Nesta ingrata posição de crítico cabe dizer que a realização do longa, por si só, já é uma conquista para os amantes da ficção folclórica. E, a partir dele podemos pensar em pontos positivos e negativos que falam não apenas sobre o longa em si, mas que também podem servir de inspiração e orientação para a produção de obras futuras. Com isso em mente, vamos a eles.
Local x Global

O longa foi aprovado em um edital da Ancine em 2015, com o título de trabalho “Cidade Assombrada”, que nem de longe era o favorito da equipe. Ainda assim, a escolha teve um motivo claro: evitar críticas de que a proposta fosse regional demais, atrapalhando a possível aprovação. Na defesa do projeto, os próprios avaliadores incentivaram a mudança: Recife era nacional! Assim, caiu o nome genérico e a proposta ganhou força.

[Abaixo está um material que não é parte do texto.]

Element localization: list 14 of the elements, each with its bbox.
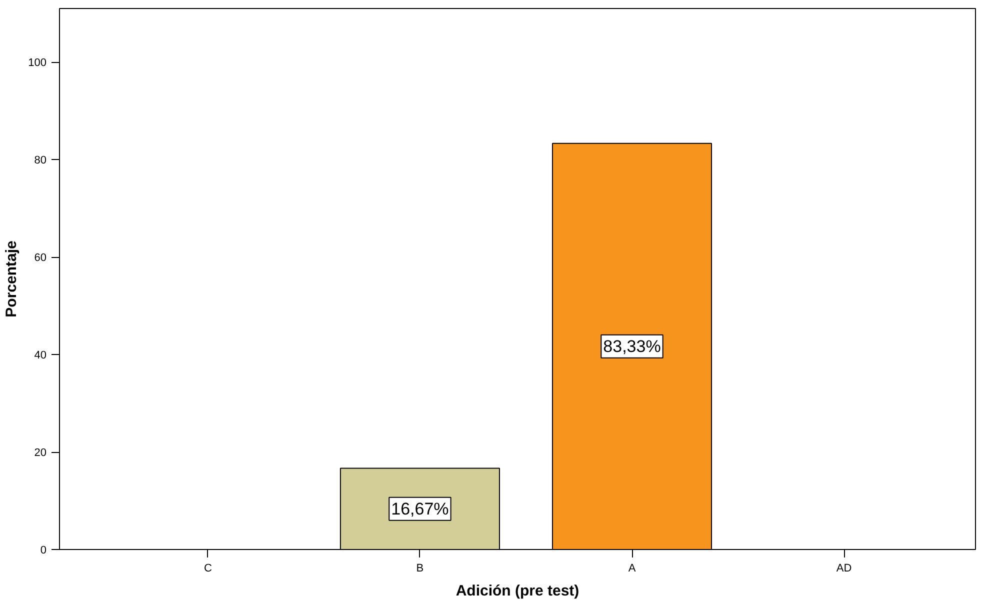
x-tick-label: B	[416, 562, 424, 574]
y-tick-label: 0	[40, 544, 47, 556]
data-label: 16,67%	[391, 499, 449, 518]
x-tick-label: AD	[836, 562, 852, 574]
x-axis-title: Adición (pre test)	[456, 582, 580, 600]
y-axis-title: Porcentaje	[3, 240, 20, 318]
x-tick-label: A	[628, 562, 636, 574]
y-tick-label: 40	[34, 350, 47, 362]
x-tick-label: C	[204, 562, 212, 574]
y-tick-label: 60	[34, 252, 47, 264]
y-tick-label: 20	[34, 447, 47, 460]
y-tick-label: 100	[28, 57, 47, 70]
y-tick-label: 80	[34, 154, 47, 167]
data-label: 83,33%	[603, 336, 661, 356]
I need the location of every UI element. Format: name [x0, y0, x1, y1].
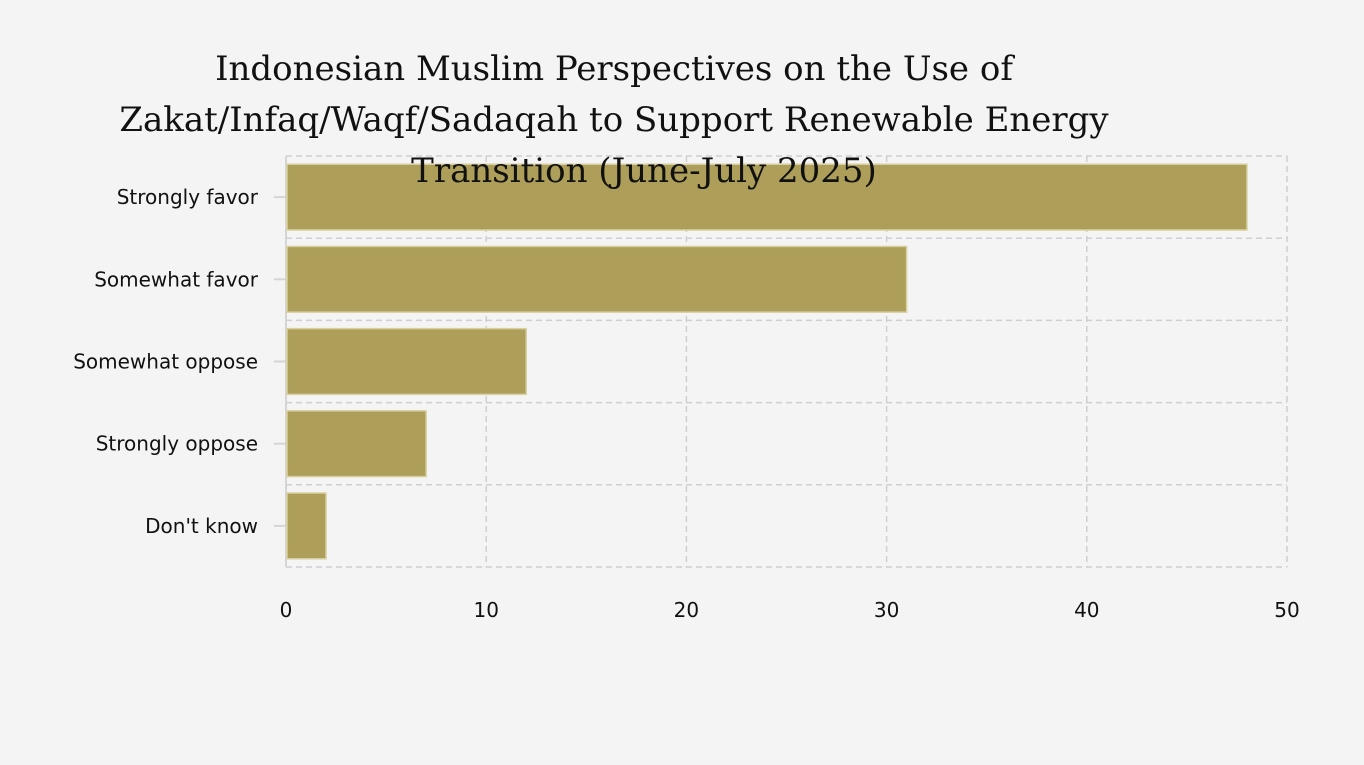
category-label: Strongly favor [117, 185, 259, 209]
x-tick-label: 10 [473, 598, 498, 622]
bar-somewhat-oppose [286, 327, 527, 396]
category-label: Somewhat oppose [73, 350, 258, 374]
bar-somewhat-favor [286, 245, 908, 313]
x-tick-label: 50 [1274, 598, 1299, 622]
x-tick-label: 20 [674, 598, 699, 622]
x-tick-label: 0 [280, 598, 293, 622]
x-tick-label: 40 [1074, 598, 1099, 622]
category-label: Don't know [145, 514, 258, 538]
x-tick-label: 30 [874, 598, 899, 622]
bar-strongly-favor [286, 163, 1248, 231]
category-label: Strongly oppose [96, 432, 258, 456]
category-label: Somewhat favor [94, 267, 259, 291]
bar-don-t-know [286, 492, 327, 560]
bar-strongly-oppose [286, 410, 427, 478]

Muitas vezes temos medo de tocar um projeto inspirado na cultura local pensando em um público mais amplo. No entanto, se é justamente esse apelo que nos encheu os olhos, qual o sentido em fazer concessões que o tornam cada vez menos único e mais parecido com tudo o que já circula por aí? Assim, trabalhar com lendas – narrativas que atravessam histórias, temporalidades e espaços específicos – é um grande acerto. A partir delas, podemos nos envolver com a cidade, suas pessoas e seu passado.
Em entrevistas sobre o filme, várias vezes se ressaltou a ideia de que a cidade era o grande personagem do longa. E é verdade: o público, no chat, se divertia identificando o lugar por onde o protagonista caminhava. Para quem é de fora muita coisa passa batido, mas é importante para dar novos cenários para a nossa imagética visual acostumada aos espaços urbanos das metrópoles do sul.
Ficção x Didatismo
É uma constante nas adaptações midiáticas o trabalho com histórias já consolidadas. Mercadologicamente, inclusive, aquelas pertencentes ao imaginário popular (contos de fadas, mitos, lendas) são ainda mais atrativas, uma vez que não exigem nem mesmo a compra dos direitos de adaptação. São patrimônios coletivos que, através do reconto, permanecem vivos.
Na audiência, encontramos dois públicos: aquele que desconhece completamente a lenda que nos servirá de inspiração e outro que cresceu ouvindo essas narrativas. Porém, mesmo dentro dos que a reconhecem, este conhecimento muitas vezes está adormecido ou nunca foi transmitido de maneira organizada. É um “ouvir falar” que deve ser estimulado pela história para se transformar em envolvimento.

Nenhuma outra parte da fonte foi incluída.